EXHIBIT 5.1

                                 PIPER & MARBURY
                                     L.L.P.

                              CHARLES CENTER SOUTH
                             36 SOUTH CHARLES STREET
                         BALTIMORE, MARYLAND 21201-3018
                                   410-539-2530                    WASHINGTON
                                FAX: 410-539-0489                   NEW YORK

                                                                  PHILADELPHIA
                                                                     EASTON



                                September 8, 1999



Chesapeake Biological Laboratories, Inc.
1111 South Paca Street
Baltimore, Maryland 21230

                     Re: REGISTRATION STATEMENT ON FORM S-3

Ladies and Gentlemen:

         We have acted as counsel to Chesapeake Biological Laboratories, Inc., a
Maryland corporation (the "Company"), in connection with the Company's
Registration Statement on Form S-3 (the "Registration Statement") filed on the
date hereof with the Securities and Exchange Commission (the "Commission") under
the Securities Act of 1933, as amended (the "Act"). The Registration Statement
relates to 1,385,751 shares of the Company's common stock, par value $.01 per
share (the "Shares"), which were previously issued by the Company or are subject
to issuance upon conversion of outstanding Preferred Stock or Warrants. All
shares are being registered for resale by the holders thereof.

         In this capacity, we have examined the Company's Charter and By-Laws,
the proceedings of the Board of Directors of the Company relating to the
issuance of the Shares and such other documents, instruments and matters of law
as we have deemed necessary to the rendering of this opinion. In such
examination, we have assumed the genuineness of all signatures, the authenticity
of all documents submitted to us as originals, and the conformity with originals
of all documents submitted to us as copies.

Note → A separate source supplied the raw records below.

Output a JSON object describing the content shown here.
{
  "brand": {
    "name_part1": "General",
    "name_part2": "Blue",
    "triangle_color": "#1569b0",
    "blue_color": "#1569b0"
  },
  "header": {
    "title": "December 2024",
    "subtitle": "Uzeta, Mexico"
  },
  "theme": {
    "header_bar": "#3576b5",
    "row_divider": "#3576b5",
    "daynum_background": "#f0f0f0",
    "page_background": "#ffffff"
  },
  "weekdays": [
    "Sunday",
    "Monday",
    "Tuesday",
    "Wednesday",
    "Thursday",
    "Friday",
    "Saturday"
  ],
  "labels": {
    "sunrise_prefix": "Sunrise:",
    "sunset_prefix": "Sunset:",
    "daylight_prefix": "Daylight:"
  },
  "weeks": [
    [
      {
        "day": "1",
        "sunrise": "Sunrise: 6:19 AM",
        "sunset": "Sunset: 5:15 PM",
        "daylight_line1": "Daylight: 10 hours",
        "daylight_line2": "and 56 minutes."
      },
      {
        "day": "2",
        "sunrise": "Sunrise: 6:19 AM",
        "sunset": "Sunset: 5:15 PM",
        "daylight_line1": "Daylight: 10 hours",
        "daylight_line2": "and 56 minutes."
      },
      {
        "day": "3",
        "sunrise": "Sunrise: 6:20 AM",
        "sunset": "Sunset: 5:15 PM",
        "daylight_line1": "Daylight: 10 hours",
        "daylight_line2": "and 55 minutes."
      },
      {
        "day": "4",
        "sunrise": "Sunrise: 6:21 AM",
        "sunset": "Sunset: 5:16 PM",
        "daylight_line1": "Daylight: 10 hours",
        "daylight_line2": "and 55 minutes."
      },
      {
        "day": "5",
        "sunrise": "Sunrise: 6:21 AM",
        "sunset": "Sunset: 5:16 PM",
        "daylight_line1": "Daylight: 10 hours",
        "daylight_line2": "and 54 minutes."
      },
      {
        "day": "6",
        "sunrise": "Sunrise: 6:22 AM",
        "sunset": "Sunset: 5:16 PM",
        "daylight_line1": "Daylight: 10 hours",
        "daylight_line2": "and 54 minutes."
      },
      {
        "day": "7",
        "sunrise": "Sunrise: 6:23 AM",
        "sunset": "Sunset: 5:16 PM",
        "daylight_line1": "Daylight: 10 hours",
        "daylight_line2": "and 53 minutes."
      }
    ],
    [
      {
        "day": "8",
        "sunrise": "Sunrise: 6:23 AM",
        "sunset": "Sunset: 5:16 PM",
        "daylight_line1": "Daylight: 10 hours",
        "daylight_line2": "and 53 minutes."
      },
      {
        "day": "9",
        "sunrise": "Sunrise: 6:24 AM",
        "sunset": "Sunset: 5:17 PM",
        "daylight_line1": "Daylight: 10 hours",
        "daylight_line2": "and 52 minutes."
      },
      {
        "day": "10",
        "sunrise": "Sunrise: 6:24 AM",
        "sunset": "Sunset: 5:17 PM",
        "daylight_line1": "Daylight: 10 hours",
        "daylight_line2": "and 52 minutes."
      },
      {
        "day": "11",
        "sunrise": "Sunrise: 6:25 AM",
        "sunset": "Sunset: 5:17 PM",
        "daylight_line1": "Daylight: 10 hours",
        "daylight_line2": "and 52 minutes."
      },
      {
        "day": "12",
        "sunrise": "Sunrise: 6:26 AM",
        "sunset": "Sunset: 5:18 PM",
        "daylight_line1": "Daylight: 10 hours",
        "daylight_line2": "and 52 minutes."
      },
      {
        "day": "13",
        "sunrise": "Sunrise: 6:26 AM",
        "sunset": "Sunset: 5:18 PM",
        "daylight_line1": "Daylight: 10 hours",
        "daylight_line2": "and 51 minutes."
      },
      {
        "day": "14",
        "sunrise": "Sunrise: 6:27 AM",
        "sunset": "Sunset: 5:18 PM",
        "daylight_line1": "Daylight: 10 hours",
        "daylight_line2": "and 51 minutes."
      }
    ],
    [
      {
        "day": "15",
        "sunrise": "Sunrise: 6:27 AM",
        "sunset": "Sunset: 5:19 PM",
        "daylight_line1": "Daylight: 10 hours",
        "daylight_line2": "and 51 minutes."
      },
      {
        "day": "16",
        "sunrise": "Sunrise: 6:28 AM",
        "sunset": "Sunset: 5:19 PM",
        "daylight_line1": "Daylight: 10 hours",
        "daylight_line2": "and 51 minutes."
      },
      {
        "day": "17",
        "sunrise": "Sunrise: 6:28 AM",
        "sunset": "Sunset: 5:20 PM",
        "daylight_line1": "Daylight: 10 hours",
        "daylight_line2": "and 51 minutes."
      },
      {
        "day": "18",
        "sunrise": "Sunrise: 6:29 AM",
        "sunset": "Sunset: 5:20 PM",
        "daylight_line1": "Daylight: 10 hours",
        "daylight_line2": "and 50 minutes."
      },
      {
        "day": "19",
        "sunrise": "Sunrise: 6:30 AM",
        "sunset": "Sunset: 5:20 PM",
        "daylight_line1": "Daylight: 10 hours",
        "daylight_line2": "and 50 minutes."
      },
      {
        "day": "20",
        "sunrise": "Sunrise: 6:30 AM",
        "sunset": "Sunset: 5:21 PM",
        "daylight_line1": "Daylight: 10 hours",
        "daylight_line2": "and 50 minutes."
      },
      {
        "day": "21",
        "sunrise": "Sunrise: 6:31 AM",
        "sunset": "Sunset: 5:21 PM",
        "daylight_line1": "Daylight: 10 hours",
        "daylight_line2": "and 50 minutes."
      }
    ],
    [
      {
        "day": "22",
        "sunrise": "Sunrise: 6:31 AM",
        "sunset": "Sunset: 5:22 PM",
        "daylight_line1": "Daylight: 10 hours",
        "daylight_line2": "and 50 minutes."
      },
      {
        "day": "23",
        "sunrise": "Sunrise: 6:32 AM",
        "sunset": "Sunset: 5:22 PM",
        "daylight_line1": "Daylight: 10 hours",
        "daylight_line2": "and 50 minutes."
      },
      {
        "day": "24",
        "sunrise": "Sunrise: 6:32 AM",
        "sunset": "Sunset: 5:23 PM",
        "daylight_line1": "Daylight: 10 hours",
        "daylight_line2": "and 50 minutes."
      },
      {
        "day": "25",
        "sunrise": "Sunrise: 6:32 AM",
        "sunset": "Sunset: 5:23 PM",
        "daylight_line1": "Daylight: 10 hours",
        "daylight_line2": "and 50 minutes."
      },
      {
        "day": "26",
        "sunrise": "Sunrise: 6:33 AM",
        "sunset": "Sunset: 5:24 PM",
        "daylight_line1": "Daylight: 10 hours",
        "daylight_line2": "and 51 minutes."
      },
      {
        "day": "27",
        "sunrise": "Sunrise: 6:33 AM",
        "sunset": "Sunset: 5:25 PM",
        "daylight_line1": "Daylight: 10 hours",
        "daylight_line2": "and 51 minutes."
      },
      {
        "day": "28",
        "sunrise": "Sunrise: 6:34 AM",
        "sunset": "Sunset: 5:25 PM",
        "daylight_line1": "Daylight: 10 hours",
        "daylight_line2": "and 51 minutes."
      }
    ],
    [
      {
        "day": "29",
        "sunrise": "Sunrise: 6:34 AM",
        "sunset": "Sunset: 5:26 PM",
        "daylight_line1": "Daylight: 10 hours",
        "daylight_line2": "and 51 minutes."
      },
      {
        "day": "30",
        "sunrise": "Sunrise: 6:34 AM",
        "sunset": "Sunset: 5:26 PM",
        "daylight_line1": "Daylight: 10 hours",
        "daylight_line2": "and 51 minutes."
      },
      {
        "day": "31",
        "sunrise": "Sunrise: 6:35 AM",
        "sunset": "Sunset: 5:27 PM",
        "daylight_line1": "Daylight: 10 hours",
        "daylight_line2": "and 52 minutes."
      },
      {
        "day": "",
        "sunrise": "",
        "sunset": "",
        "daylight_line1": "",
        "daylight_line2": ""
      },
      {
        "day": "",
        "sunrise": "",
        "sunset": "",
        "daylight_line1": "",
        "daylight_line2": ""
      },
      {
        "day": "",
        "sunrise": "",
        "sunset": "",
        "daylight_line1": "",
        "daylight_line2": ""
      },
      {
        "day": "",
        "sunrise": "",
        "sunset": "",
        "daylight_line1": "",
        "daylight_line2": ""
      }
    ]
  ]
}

         Based upon the foregoing, we are of the opinion and advise you that
each of the Shares that is currently outstanding has been, and all Shares
issuable upon conversion of Preferred Stock or exercise of Warrants will be upon
conversion or exercise, duly authorized and validly issued and is fully paid and
nonassessable.

         We hereby consent to the filing of this opinion as an exhibit to the
Registration Statement. In giving our consent, we do not thereby admit that we
are in the category of persons whose consent is required under Section 7 of the
Act or the Rules and Regulations of the Commission thereunder.

                                       Very truly yours,
                                       /s/ Piper &
                                       Marbury L.L.P.